AIRU: «Attualmente le oltre 300 reti di teleriscaldamento esistenti nel nostro Paese distribuiscono all’utenza finale circa 9,3 TWh termici», ma i margini di sviluppo sono ampi
Il teleriscaldamento – soprattutto se permette di recuperare calore di scarto o da fonti rinnovabili, come la geotermia – rappresenta uno strumento fondamentale per migliorare la qualità dell’aria che respiriamo e per contribuire a frenare l’avanzata dei cambiamenti climatici.
Uno strumento per il quale in Italia restano ampie le possibilità di sviluppo, come mostrano i dati presentati da AIRU (l’Associazione Italiana Riscaldamento Urbano), in collaborazione con Utilitalia (la Federazione delle imprese idriche, ambientali ed energetiche) durante il webinar “Il futuro del teleriscaldamento in Italia”.
La climatizzazione degli edifici è un elemento centrale nei consumi energetici: in Europa, ad esempio, soddisfare questo bisogno significa assommare il 47% dei consumi finali di energia nell’Ue, che solo al 19% vengono però coperti da fonti rinnovabili.
Con evidenti conseguenze sotto il profilo delle emissioni climalteranti, ma anche di quelle inquinanti: le analisi ARPAT, ad esempio, mettono in evidenza che il 70% del Pm10 primario è prodotto proprio dal riscaldamento domestico.
Partendo da questo contesto di riferimento, il teleriscaldamento permette di conseguire importanti vantaggi.
«Come migliaia di esperienze in Italia ed in Europa dimostrano, il teleriscaldamento – sottolinea il presidente di AIRU, Lorenzo Spadoni – è una tecnologia sperimentata e flessibile, immediatamente disponibile per accompagnare la transizione energetica delle nostre città con rilevanti benefici ambientali sia sul fronte del contrasto alle emissioni di gas clima-alteranti, sia della lotta all’inquinamento nelle aree densamente popolate del nostro paese».

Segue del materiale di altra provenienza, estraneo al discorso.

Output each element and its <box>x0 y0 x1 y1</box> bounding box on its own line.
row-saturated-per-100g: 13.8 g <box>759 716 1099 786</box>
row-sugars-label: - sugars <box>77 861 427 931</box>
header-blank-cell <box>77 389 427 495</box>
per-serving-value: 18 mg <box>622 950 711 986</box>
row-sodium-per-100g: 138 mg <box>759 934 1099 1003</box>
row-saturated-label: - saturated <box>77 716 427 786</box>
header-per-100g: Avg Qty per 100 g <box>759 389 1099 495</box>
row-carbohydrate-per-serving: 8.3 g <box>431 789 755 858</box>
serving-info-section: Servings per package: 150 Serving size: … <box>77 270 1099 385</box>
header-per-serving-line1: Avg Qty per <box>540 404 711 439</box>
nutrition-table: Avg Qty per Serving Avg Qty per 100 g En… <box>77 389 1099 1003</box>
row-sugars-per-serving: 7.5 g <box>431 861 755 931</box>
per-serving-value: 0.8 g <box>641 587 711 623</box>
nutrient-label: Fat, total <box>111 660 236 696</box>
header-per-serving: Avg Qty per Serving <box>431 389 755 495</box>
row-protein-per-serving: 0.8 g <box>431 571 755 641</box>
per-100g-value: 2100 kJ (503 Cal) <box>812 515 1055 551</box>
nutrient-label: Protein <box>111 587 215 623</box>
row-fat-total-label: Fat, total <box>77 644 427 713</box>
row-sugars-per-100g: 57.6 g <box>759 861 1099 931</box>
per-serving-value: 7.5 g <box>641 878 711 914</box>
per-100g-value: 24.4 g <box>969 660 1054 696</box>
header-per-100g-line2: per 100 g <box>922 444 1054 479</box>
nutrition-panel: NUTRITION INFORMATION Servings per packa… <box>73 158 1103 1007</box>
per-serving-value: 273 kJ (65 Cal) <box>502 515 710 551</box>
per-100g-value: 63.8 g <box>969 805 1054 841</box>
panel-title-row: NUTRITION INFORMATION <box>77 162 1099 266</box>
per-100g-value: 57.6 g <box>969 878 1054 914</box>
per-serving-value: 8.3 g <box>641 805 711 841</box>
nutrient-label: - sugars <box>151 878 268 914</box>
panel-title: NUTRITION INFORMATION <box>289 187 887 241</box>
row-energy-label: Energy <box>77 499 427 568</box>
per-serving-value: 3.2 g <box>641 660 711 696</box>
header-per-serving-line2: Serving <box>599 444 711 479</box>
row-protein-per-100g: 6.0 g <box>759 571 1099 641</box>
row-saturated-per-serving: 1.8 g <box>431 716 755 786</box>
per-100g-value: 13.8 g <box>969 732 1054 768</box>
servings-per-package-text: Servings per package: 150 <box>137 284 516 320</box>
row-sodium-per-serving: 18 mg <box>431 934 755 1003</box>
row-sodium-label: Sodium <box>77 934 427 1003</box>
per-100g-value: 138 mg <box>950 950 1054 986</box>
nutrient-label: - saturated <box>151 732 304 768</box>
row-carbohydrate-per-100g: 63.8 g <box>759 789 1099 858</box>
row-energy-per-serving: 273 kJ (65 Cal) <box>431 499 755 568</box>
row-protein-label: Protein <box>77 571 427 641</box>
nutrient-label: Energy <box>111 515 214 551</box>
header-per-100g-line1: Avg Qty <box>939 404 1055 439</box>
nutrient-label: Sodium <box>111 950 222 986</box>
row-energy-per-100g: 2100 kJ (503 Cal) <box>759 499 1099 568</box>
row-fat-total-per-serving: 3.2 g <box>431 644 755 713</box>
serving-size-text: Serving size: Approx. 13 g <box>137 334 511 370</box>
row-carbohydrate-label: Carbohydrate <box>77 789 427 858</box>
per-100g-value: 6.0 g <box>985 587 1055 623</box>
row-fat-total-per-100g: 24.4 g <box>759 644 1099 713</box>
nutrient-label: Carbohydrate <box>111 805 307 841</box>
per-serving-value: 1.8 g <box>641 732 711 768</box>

A dimostrarlo c’è lo studio scientifico commissionato da AIRU ai Politecnici di Milano e Torino sul potenziale di sviluppo del teleriscaldamento efficiente in Italia e sui benefici ambientali ed energetici per il nostro Paese.
Come spiegano dall’Associazione, a fronte di una domanda nazionale di calore di circa 330 TWh, attualmente le oltre 300 reti di teleriscaldamento esistenti nel nostro Paese distribuiscono all’utenza finale circa 9,3 TWh termici, con 1,7 milioni di tonnellate di CO2 di emissioni evitate ogni anno: ebbene, lo studio stima che a livello nazionale siano presenti oltre 100 TWh di calore di scarto pronti per essere veicolati tramite il teleriscaldamento efficiente, con un potenziale pari a 37,6 TWh, ossia oltre 4 volte la dimensione dei sistemi di teleriscaldamento oggi presenti.
«Il PNIEC (Piano Nazionale Integrato Energia e Clima, ndr) e le più recenti normative europee individuano nello sviluppo del teleriscaldamento efficiente uno degli strumenti principali per il raggiungimento degli obiettivi di decarbonizzazione al 2030, in particolare – sottolineano dall’AIRU – se ottenuto attraverso il recupero del calore di scarto da attività produttive, dal settore terziario e da impianti di produzione di energia, oltre che da fonti rinnovabili come la geotermia e il solare termico».
È dunque utile interrogarsi su quali possano essere le leve da mettere in moto per favorire lo sviluppo delle reti di teleriscaldamento nel Paese.
A tale proposito il sottosegretario al ministero per lo Sviluppo Economico, Alessia Morani, ha rinnovato l’impegno del Governo per aggiornare gli strumenti di sostegno allo sviluppo del teleriscaldamento efficiente e completare il quadro normativo di riferimento per gli operatori del settore.
Tra i temi all’attenzione, l’auspicata correzione del Superbonus recentemente introdotto dal decreto-legge Rilancio che, come noto, limita ai soli Comuni montani l’accesso al 110% in caso di allacciamento al teleriscaldamento efficiente.
Sulla stessa linea il deputato Luca Squeri, che, nel proprio intervento, si è soffermato sull’opportunità che il teleriscaldamento rientri a pieno titolo e senza restrizioni per tutto il territorio nazionale tra gli interventi ammessi al 110%: «La limitazione ai soli Comuni montani – commenta Squeri – è un controsenso perché il teleriscaldamento efficiente è più efficace proprio nei contesti urbani laddove il problema degli inquinanti locali è più sentito».